Think you can spot a phishing email? Think again
People may not be as good as they think they are at spotting phishing scams, according to researchers at the Missouri University of Science and Technology.
Dr Casey Canfield, Missouri S&T assistant professor of engineering management and systems engineering, worked with Carnegie Mellon University colleagues Baruch Fischhoff and Alex Davis on the study, which measures how well people’s confidence in their ability to detect phishing matches with reality.
Study participants were shown a series of legitimate and phishing emails and then asked questions to determine if they could identify the two types. Researchers then asked how confident they were about their answer and how negative the consequences would be if they missed a phishing email. The results show that when people were 90-99 percent confident they had correctly identified an email as either phishing or legitimate, in fact they were only identifying phishing emails correctly about 56 percent of the time.

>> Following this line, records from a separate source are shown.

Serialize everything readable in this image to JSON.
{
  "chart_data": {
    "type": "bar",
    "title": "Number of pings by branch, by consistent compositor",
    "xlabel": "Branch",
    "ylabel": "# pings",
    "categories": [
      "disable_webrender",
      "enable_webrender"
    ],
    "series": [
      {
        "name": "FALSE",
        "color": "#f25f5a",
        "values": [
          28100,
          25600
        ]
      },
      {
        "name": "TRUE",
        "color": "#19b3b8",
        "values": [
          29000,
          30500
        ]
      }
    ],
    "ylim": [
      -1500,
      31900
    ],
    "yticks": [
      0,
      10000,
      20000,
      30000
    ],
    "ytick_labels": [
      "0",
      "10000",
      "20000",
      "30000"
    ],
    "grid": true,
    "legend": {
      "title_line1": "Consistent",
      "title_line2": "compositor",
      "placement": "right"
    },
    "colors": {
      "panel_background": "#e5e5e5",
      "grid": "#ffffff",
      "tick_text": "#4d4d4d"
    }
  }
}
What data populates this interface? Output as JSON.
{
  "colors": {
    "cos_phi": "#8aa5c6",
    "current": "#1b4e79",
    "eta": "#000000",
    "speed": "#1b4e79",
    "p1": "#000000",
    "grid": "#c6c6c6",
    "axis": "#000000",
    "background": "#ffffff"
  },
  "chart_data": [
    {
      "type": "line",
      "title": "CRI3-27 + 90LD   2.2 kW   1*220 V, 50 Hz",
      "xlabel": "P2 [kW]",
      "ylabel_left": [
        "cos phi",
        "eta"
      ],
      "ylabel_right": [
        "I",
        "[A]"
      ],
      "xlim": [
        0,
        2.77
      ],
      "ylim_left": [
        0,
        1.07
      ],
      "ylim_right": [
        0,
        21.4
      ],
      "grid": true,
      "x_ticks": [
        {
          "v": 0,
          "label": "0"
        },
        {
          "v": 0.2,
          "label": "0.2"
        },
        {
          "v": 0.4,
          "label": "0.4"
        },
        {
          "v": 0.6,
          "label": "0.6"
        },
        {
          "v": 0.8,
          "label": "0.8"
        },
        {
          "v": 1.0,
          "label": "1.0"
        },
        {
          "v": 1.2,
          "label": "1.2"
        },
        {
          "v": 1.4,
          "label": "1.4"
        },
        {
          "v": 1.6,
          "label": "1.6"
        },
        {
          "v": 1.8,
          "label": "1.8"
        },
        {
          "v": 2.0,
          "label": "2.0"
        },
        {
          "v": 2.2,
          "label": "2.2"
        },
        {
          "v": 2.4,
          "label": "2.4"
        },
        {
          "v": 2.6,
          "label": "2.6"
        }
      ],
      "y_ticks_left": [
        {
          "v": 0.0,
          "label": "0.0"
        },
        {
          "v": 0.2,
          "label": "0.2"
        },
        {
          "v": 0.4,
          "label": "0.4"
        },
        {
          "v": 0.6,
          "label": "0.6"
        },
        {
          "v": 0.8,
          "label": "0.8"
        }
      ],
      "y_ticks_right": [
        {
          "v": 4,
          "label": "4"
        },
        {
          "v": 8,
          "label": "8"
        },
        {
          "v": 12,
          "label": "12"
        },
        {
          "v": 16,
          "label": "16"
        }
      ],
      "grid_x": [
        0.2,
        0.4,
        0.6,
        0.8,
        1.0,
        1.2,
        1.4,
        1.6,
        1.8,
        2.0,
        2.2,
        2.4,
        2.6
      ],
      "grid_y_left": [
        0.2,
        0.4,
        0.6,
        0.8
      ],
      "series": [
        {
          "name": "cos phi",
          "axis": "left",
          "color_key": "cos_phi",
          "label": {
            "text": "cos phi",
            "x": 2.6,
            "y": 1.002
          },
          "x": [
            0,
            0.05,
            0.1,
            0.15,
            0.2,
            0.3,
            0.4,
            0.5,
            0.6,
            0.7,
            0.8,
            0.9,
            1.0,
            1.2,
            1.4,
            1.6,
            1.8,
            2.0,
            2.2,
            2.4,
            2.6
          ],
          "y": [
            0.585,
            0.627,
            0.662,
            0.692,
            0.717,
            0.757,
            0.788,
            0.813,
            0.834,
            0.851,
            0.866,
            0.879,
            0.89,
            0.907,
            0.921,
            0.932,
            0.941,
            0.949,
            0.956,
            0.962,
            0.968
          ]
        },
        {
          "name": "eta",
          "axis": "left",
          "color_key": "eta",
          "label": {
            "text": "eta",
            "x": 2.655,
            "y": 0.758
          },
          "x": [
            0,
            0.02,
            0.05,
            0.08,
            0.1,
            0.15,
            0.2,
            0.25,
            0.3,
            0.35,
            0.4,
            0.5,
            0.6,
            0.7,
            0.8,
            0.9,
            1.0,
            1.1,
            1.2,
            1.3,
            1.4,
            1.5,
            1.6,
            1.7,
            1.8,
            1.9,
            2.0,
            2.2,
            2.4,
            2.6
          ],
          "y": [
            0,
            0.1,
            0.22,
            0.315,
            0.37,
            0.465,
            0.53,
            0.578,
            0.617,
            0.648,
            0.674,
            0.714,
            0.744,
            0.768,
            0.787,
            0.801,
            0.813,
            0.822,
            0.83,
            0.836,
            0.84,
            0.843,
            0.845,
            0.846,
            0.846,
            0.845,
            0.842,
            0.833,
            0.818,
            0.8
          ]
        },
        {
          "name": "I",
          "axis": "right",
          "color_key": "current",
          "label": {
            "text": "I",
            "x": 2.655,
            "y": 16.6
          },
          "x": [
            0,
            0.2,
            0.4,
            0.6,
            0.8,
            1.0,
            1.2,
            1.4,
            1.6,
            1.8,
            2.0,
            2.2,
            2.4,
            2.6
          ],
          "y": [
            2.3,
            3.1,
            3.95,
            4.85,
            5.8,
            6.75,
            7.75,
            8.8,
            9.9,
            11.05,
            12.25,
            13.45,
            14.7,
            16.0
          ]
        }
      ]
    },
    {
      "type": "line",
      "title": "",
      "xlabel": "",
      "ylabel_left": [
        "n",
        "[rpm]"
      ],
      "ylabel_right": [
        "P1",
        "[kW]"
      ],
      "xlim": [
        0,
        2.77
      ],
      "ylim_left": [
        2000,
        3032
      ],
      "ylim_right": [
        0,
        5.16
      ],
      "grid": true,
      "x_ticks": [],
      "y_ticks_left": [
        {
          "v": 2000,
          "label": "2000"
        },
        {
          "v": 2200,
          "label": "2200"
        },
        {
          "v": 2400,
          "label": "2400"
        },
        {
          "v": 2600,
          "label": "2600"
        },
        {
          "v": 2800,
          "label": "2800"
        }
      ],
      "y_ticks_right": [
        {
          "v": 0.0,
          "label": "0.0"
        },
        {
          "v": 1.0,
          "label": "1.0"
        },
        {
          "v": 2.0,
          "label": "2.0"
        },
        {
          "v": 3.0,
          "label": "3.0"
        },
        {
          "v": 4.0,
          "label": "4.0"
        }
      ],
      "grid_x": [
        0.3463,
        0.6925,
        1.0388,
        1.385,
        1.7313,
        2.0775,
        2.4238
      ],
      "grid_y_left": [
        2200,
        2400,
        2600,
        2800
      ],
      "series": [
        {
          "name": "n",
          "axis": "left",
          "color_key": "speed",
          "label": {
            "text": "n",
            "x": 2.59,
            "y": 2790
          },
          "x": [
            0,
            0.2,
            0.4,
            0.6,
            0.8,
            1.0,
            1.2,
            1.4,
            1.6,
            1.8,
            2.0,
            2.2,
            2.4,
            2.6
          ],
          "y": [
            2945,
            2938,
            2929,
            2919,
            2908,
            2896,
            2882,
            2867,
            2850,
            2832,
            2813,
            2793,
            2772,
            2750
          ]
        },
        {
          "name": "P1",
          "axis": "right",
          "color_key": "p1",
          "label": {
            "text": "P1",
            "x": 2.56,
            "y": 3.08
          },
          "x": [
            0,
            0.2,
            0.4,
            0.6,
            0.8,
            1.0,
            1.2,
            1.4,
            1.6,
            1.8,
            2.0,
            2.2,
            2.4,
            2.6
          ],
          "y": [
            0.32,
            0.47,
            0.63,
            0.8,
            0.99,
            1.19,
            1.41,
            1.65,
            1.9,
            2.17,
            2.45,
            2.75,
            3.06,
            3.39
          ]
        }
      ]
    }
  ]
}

"You should just be pretty suspicious in general with email," says Dr Canfield. "People definitely tended to be overconfident in their ability to spot phishing emails."
Canfield then took the research a step further by comparing participants' answers with what was actually happening on their computers. The researchers used data from the Security Behavior Observatory at Carnegie Mellon -- a long-term study in which every action on a volunteer's computer is monitored. Using those same study participants, Canfield found an interesting correlation.
"Surprisingly, we saw that people with better metacognition tended to be better at protecting themselves," says Dr Canfield. "They had fewer malicious files on their computers. My previous study looking at performance metrics was inconclusive."
She suggests that artificially increasing the number of phishing emails people receive could potentially improve their ability to distinguish scams from legitimate messages. "One of the challenges with phishing emails is that you don’t necessarily get feedback on whether or not you made the right decision. You may have malicious files on your computer, but you may never know. You may just be a portal to some other target. Without that feedback, it's really hard for people to learn whether they’re good at detecting phishing emails."
The research implies that training using fake phishing emails is therefore likely to be an effective means of combating attacks, though Canfield says further research into the subject is needed.
The full report is available in the journal Metacognition and Learning.